Film 29 : January / To arrive at breakfast with you

A little pair of poems, one just a fragment, a delighted thought. January, another midwinter poem, maybe a midwinter of the soul, but it’s all right somehow, ‘There’ll be something stirring / under the snow’. Learning to be alone, and then not alone. There are two bits of film magic here: the slow penetration of the wood under deep snow; and then a magical transition to a still in black and white, far, far, back, to that little boy on the beach, to the distant, evocative piano of old friend and composer John Hywel. So understated, all of it, how it comes together. And the extreme closeup, of a man not young, but alive.

Film 28 : Padding Back

‘Padding back from a wintry bathroom’, a love poem for midwinter. You know that feeling of cold tiles under your feet, the landscape of sheets when you return, and that form, half-asleep, welcoming you. The warmth. And you realise, again, that you’re blessed, you’re not young, but you’re blessed. The film runs over the landscape of crumpled sheets, to another evocative music track by Ivan ‘Ogmios’ Owen. Oh, and the book’s out, from Cinnamon Press, maybe one for Valentine Day.

Film 27 : Being Strong

One of the scariest of the Late Love Poems, it’s almost unmitigated joy from here on in: but how affirming too.   You know when everything’s going wrong and you’re at the limits of your strength, and you survive – perhaps because you’re not alone. And you’re grateful, no limit to the depth of that feeling.   So in this shed I’m at the end of my tether, sunken-eyed, and the wind is a forceful backdrop in film and poem – there’s that moment when it drops.   Readers of the Mabinogion will recognise ‘the sudden glare of the opening door / of all the griefs’.

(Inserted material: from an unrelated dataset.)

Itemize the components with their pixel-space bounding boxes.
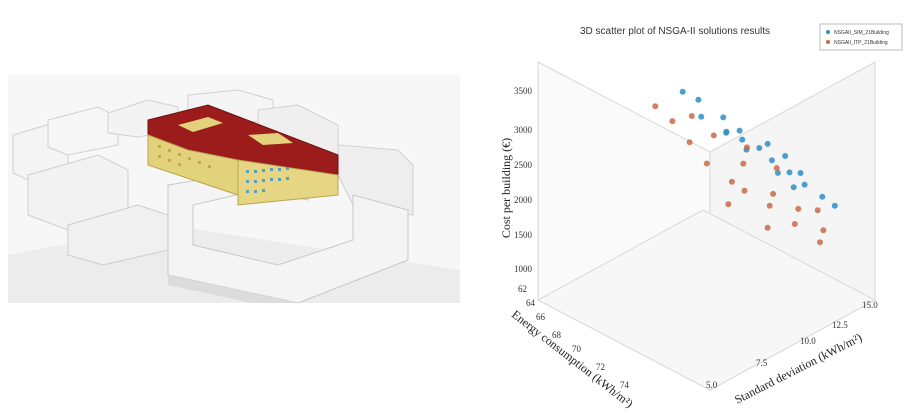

Film 25 : Five years of this illness pass

Another of those scary poems about love and illness: in a sense, about devotion and anger, defiance, almost incredulity: this strange landscape was not supposed to happen to me. Travelling a hard road, profoundly together, through trials, searching, with a love that’s a continual victory – but we end a little at a loss. The filming and delivery underlines the ‘protective rage’. The poet wrapped up against hostile elements: and then there’s that wall, a major presence in the film. The music, again by Ivan ‘Ogmios’ Owen, taking the film to another level.

 

 

 

Film 18 : The Harrowing of the Squamous Cell Carcinoma

This week another rollicking poem about illness, before we turn to a delicious anticipation of moving in together. I would never have imagined that having a skin cancer would bring out the surreal, the joker, to empower a profound and joyful affirmation of life. But this is what ‘The Harrowing of the Squamous Cell Carcinoma’ does; and it was love that enabled me to confront what might have been a tragedy, and to try on a series of extravagant role-changes before a moment of transcendent celebration, almost accidentally. Filmed simply in bluebell light: the kaleidoscope is in the poem.

Film 17 : The Mistake

One of the things about late love poems is that you can’t deny that bits start falling off. So is there still something to celebrate in The Mistake, and where and how do you find the means? When I had a skin cancer, I chose mocking defiance, always self-mocking, a kind of haka performed at this invading alien that (dammit) was a part of me. It’s an affirmation of a life-force with all its weaknesses in plain sight. So how’s it a love poem? Just hear the last line.

Half Way Stage

To mark this halfway point in the uploading of the Late Love Poems on film, we’ve taken a deep breath, looked back and made a compilation of 6 of the films we’ve liked best. It’s a different feel, stitching six poems together. Does it gather strength? There’s certainly variety. Are there some films you’re surprised not to see here? Do the separate films talk to each other? What do you think?

Film 14 : Missing double maths with you

Missing double maths with you packs quite a bit of mischief into 9 lines; and the film takes off in that mood, leaping into a dream world that has a bird-like poet perched among the lost lives of a pollarded tree, chuckling about a branch of another dreamworld lost long ago, if it ever did exist. Maybe it didn’t, because it’s a stolen dream, and we didn’t go to school together – but the poem is as true as the film, and the music by Ogmios brings an atmospheric charge.

Film 13 : In Sickness

‘In Sickness’ marks the introduction of a dark note in the Late Love Poems, as ill health pays a visit, and will again. And yet the second part of the poem is deeply celebratory. No matter how dark, there’s at least a moment where all these poems are bathed in light, sometimes months and years of light. Eamon Bourke’s film takes these themes on brilliantly and makes them his own in a way that meets and enhances what’s happening in the poem. Music by A.Taylor from The Musicbed.